Gadis berbaju hijau itu menjawab dengan kalem namun tegas," namaku Bimala Calya...aku adalah tangan kanan Panglima Kelelawar. Ini bukan wilayah Galuh Pakuan. Panglima Kelelawar telah menyatakan bahwa pesisir selatan mulai dari ujung barat Jawa hingga ujung timur Jawa adalah wilayah kerajaan Lawa Agung."

Bimala Calya melanjutkan," Panglima Kelelewar juga telah mendapatkan restu dari Yang Mulia Ratu Laut Selatan.

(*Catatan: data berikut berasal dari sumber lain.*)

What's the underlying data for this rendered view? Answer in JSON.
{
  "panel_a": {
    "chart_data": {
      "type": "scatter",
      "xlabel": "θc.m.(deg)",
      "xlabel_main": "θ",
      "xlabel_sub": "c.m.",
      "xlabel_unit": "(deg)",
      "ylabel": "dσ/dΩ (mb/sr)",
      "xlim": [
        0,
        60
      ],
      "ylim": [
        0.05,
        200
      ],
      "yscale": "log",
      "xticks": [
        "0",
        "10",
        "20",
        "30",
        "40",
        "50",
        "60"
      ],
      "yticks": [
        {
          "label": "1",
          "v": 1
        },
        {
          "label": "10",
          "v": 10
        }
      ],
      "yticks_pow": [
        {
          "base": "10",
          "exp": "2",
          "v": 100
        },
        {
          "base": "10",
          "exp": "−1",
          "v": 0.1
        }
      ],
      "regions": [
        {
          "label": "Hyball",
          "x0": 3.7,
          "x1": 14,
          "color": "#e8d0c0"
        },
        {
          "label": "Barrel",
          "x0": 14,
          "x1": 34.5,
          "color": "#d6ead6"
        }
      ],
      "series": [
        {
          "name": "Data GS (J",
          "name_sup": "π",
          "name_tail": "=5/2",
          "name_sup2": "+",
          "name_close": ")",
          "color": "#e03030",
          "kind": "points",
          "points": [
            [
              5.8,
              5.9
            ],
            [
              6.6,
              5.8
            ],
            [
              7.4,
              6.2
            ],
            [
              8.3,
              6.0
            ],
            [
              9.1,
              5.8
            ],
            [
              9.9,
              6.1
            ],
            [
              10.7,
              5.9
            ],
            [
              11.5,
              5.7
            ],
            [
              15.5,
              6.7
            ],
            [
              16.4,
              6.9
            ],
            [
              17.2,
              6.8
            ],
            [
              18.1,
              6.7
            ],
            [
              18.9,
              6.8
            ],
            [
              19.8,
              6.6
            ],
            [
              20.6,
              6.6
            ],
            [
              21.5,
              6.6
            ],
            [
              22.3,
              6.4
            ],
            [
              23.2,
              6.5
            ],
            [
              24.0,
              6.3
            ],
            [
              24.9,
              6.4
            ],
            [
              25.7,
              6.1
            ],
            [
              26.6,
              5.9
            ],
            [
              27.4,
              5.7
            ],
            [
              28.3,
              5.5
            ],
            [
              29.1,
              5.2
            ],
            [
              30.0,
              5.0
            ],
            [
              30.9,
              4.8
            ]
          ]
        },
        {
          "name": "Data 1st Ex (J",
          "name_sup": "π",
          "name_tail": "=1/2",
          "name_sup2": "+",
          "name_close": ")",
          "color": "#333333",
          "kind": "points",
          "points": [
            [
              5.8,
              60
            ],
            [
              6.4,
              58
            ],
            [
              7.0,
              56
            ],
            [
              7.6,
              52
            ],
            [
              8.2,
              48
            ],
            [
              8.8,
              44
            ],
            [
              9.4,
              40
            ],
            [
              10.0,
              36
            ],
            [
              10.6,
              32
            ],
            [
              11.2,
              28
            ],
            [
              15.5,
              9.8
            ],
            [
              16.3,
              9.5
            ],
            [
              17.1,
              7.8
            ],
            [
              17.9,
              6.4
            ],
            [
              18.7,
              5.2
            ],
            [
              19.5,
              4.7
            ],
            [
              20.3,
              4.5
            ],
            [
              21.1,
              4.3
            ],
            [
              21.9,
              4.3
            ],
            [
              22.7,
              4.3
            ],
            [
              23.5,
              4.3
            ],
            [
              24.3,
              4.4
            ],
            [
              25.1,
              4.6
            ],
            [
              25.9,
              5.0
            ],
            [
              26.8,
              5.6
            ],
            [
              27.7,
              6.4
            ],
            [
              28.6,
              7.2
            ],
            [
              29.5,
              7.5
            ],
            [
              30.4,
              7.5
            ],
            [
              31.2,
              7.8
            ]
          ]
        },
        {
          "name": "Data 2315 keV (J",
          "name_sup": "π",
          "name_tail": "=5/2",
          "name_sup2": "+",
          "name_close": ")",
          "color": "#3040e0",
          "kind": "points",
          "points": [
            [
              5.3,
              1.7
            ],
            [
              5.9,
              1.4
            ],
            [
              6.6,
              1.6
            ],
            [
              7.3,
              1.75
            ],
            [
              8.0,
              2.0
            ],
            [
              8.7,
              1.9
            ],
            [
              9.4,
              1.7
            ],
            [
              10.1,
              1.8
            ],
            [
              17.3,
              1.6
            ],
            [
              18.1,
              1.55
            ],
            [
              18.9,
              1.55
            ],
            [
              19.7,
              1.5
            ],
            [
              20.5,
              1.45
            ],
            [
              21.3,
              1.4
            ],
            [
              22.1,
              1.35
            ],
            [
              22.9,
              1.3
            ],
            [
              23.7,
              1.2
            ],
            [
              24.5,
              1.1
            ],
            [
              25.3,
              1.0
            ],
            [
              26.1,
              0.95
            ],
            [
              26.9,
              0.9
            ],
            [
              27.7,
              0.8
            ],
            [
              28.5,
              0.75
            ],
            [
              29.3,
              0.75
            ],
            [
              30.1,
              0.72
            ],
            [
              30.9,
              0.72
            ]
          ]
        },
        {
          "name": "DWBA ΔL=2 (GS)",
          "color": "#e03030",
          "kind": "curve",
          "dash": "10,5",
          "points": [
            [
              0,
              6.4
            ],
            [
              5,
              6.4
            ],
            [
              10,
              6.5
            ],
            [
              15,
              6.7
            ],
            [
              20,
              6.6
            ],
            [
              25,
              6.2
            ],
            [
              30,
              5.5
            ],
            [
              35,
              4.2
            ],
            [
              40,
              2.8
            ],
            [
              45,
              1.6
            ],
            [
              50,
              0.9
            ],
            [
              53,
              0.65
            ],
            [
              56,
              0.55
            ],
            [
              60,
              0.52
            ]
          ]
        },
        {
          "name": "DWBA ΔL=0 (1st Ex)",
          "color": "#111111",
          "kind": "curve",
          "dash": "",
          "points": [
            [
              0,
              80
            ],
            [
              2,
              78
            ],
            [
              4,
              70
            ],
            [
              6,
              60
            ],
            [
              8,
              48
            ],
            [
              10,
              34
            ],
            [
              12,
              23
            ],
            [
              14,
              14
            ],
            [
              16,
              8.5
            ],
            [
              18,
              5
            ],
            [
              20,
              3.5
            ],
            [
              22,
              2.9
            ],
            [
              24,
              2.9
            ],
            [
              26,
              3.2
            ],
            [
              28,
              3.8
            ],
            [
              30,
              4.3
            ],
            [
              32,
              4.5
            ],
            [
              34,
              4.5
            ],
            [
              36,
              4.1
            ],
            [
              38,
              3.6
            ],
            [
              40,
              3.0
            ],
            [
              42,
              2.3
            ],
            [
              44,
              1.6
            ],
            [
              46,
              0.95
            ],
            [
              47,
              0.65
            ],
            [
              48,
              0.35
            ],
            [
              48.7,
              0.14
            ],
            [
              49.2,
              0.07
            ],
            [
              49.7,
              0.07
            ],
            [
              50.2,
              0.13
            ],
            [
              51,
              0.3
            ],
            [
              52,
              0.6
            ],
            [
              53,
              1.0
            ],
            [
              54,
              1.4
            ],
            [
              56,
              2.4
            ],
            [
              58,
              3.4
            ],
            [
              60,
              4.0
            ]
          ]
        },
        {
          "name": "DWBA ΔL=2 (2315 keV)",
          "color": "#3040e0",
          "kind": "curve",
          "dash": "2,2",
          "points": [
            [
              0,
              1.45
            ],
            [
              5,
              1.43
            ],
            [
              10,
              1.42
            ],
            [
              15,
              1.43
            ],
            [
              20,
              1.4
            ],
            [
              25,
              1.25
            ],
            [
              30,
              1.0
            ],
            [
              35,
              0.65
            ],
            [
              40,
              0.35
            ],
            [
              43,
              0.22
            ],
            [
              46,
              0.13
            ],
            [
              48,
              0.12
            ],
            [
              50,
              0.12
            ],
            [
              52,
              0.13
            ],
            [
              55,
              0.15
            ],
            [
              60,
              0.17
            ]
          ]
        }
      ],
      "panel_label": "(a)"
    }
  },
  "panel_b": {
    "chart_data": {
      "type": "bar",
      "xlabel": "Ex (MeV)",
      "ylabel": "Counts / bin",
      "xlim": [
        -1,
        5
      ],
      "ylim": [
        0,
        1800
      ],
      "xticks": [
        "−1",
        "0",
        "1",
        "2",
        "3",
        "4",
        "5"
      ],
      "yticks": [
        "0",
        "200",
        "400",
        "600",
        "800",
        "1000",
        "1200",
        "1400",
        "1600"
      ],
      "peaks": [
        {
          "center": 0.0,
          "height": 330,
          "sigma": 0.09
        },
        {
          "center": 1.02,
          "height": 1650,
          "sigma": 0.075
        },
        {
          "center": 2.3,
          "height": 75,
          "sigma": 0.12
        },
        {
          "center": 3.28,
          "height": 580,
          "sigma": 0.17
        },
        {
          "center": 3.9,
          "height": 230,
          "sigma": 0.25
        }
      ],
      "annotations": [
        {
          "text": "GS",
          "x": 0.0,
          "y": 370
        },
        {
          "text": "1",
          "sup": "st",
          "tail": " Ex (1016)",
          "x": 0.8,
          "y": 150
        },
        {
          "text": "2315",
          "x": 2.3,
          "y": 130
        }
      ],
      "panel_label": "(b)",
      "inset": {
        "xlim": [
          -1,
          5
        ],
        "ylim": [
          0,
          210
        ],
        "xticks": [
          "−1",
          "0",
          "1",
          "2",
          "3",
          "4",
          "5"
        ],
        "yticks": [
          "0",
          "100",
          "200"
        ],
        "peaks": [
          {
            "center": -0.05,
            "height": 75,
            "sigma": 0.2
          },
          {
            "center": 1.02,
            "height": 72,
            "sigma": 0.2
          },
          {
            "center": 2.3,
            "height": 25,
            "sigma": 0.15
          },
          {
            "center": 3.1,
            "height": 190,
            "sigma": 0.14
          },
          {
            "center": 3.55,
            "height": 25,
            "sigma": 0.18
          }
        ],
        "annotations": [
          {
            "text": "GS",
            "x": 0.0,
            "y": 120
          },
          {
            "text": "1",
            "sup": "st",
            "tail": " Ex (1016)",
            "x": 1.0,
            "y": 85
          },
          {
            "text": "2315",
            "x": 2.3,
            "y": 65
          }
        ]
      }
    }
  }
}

Ingatlah itu baik baik. Pulanglah! Sampaikan kepada Baginda Raja Galuh Pakuan. Kerajaan Lawa Agung sekarang setara dengan Galuh Pakuan."

Andika Sinatria maju ke sebelah Dewi Mulia Ratri. Tatapan pangeran itu kini bukan lagi kagum, namun tajam dan berwibawa.

"Bimala, apakah dengan pernyataan Panglima Kelelawar semua urusan sudah selesai begitu saja? Tidak! Kalian tidak bisa seenaknya mengambil alih wilayah kekuasaan kerajaan Galuh Pakuan tanpa persetujuan dari kami..."

"Dan kamu adalah.....?" Bimala Calya memandang Andika Sinatria dengan pandangan menusuk.

"Aku adalah Pangeran Andika Sinatria. Putra dari Baginda Raja Galuh Pakuan. Kakakku adalah putri mahkota Dyah Pitaloka. Aku berhak berbicara atas nama kerajaan!" Andika Sinatria menyahut dengan tidak kalah tegas.

Bimala Calya tersenyum manis sambil meniup semacam peluit kecil dengan suara melengking tinggi dan mengangkat tangan kanannya ke atas. Mendadak langit di atas perkemahan menggelap dipenuhi mendung hitam. Mendung itu perlahan-lahan merendah seperti sedang ditekan dari atas. Andika Sinatria terkesiap sejenak. Ini bukan mendung biasa! Ada aroma sihir di mendung itu.

Benar saja. Begitu tinggal berjarak beberapa puluh depa, mendung hitam itu ambyar dan menyerbu pasukan Galuh Pakuan. Ternyata mendung itu adalah kumpulan dari ratusan ribu kelelawar yang menyatu. Binatang-binatang malam kecil itu bukanlah kelelawar biasa. Saat menyerbu, terlihat taring-taring kecil tajam berwarna kemerahan. Bahkan dari taring runcing kecil itu menetes cairan berwarna merah kehitaman. Inilah salah satu jenis kelelawar langka yang hanya bisa dijumpai di pesisir pantai selatan barat Jawa. Jenis kelelawar ini biasa disebut Lawa Wisa. Jenis yang sangat beracun dan bisa membunuh binatang besar seperti sapi atau kerbau dalam sekejap kemudian menghisap habis darahnya.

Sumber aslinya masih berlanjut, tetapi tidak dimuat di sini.